Before long I was driving on toward those sweet grand-babies. By now I looked like a homeless granny without a shelter bridge. The driving rain was back with a vengeance. But, you know, grandchildren don’t notice drenched hair or wrinkled clothes. They’re just looking to see if you brought a surprise. So I’d stop and get a frosty just before I got to Wood Duck Lane. But I would not, under any circumstances, kill the motor or get out of the truck. I’d use the drive-through.
- Worrying really never does avail much. Praying does (James 5:16).
- People often say they can’t help cursing. “It’s just such a habit.” That’s not true. Knowledge is power.
- Never close the door on a running vehicle. (especially if you have a child locked inside in a carseat….Can you even imagine?)
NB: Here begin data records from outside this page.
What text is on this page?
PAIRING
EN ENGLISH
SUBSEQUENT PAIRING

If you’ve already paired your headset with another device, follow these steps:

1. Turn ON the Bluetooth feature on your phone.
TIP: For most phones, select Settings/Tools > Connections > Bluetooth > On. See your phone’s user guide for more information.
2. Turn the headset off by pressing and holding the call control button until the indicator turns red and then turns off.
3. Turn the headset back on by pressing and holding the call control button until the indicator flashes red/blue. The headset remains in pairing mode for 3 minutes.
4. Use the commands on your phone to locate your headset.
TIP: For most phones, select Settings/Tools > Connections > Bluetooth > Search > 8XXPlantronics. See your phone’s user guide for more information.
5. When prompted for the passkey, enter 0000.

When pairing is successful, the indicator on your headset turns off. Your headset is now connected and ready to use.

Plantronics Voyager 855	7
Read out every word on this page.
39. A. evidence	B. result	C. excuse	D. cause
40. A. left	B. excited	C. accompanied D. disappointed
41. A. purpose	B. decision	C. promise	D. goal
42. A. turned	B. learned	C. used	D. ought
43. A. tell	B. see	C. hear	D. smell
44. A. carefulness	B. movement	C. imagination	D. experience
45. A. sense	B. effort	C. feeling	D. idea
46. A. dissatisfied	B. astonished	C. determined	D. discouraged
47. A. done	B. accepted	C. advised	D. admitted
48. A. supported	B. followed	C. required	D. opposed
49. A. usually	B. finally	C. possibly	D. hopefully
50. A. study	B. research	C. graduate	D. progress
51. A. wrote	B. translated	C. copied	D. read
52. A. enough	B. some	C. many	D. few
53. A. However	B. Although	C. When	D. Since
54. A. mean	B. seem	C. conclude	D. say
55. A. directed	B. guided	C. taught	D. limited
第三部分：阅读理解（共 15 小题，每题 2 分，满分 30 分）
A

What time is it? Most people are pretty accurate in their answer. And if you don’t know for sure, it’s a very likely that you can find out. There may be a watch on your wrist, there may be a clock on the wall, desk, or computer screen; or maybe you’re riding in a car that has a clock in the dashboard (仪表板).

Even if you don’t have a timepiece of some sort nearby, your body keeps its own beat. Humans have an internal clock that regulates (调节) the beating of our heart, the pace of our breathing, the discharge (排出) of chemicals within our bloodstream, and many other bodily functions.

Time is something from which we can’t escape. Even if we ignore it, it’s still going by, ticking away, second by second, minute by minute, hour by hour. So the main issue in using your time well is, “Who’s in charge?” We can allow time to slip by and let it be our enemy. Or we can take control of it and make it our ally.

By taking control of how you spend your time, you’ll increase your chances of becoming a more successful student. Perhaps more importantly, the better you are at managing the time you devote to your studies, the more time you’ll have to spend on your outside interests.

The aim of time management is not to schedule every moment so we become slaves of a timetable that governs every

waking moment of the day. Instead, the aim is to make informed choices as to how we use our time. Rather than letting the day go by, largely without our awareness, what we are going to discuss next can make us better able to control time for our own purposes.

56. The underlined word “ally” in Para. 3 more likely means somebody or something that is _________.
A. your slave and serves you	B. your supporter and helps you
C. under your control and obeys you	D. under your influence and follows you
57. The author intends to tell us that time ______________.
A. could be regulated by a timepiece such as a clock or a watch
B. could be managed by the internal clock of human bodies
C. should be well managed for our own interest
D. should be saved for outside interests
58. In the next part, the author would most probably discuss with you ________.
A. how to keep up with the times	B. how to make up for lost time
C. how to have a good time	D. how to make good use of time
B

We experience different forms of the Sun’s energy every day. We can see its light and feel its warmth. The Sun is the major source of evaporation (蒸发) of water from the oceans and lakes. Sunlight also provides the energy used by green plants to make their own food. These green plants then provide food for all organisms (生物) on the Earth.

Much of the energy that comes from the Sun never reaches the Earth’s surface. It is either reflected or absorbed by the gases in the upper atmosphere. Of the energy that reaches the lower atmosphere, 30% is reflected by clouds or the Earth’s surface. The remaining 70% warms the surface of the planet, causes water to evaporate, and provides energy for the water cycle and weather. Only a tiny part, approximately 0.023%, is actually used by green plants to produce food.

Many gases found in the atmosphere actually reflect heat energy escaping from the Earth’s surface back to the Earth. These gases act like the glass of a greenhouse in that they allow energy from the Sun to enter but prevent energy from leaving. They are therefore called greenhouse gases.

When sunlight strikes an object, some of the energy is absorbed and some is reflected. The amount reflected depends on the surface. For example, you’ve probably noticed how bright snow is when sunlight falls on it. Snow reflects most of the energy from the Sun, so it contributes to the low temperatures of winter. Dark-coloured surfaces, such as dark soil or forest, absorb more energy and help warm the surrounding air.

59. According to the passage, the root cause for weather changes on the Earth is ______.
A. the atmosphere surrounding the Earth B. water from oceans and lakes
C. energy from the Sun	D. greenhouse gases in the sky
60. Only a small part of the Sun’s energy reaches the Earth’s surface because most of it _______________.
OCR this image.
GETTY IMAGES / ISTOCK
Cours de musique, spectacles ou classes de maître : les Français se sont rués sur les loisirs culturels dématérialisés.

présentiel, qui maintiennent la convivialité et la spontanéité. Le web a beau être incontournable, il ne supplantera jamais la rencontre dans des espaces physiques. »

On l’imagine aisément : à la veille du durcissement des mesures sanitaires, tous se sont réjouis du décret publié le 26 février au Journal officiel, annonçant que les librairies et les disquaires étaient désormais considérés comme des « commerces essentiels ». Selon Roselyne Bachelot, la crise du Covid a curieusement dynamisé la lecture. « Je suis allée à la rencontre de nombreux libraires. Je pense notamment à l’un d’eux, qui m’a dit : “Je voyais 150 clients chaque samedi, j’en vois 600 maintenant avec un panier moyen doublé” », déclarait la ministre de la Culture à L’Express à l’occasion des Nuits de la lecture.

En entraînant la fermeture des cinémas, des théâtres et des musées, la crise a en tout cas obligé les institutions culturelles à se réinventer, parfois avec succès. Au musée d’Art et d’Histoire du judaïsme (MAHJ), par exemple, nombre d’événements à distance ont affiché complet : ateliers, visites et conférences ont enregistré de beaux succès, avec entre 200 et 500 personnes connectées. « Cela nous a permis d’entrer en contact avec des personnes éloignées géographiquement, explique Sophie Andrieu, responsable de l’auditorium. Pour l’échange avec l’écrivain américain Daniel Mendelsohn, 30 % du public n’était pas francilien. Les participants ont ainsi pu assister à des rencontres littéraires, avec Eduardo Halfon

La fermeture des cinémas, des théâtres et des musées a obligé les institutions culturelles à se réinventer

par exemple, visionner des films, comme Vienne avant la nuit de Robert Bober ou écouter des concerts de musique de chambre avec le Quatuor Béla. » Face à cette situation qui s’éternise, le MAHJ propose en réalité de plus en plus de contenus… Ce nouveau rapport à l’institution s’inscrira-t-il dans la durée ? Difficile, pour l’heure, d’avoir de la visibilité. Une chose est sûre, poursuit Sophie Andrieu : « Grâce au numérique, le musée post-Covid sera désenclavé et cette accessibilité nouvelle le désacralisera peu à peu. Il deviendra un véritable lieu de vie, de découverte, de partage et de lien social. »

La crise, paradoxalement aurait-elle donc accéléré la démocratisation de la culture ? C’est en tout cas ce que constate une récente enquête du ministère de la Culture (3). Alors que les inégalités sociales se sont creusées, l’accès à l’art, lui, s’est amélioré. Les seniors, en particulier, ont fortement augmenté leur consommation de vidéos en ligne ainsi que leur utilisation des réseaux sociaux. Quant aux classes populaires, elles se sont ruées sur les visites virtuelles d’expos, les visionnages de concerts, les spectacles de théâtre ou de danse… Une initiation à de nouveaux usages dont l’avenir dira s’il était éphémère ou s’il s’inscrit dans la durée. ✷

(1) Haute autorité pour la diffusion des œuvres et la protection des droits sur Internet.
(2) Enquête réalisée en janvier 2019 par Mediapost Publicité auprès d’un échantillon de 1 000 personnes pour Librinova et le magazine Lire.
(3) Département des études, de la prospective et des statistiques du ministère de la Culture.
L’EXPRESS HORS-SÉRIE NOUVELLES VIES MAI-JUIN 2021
- There are lots of people who have crusty outsides, yet very benevolent, patient insides. Those people may be good candidates for conversion. some of them have not seen “much religion” and maybe you could show them some.
- Pristine material things will never be pristine for very long, anyway. So don’t sweat it so much when you are forced to help them along to the destined place of rest…the scrapyard.
- My husband is the best. His response about the door?…”Well, It’s not really that bad.”
- Sometimes you have to tell your husband you scratched up the truck. You should remember that on the days when he leaves his socks on the floor or scatters his popcorn on the rug under his chair.
- Good days are relative. You just need to look around (at cancer, at automobile accidents, at children lost to death, etc…) to realize that sometimes when “This just ain’t your day.” it really is very much your day.
- Grandchildren make everything better—the one on the way in Florida and the ones who love ice cream in Georgia. But some of you were already ahead of me on this one. Thank God for them every day. Pray for their heavenward progression every day. Just do not let days go by without praying for each of them by name.
- Son-in-laws are good, too. Mine helped me tie up that furniture, a piece he had re-finished for a family member for Christmas. He then insisted that I was not going to drive home that night without him testing and replacing my battery. (And not even one curse word under his breath.)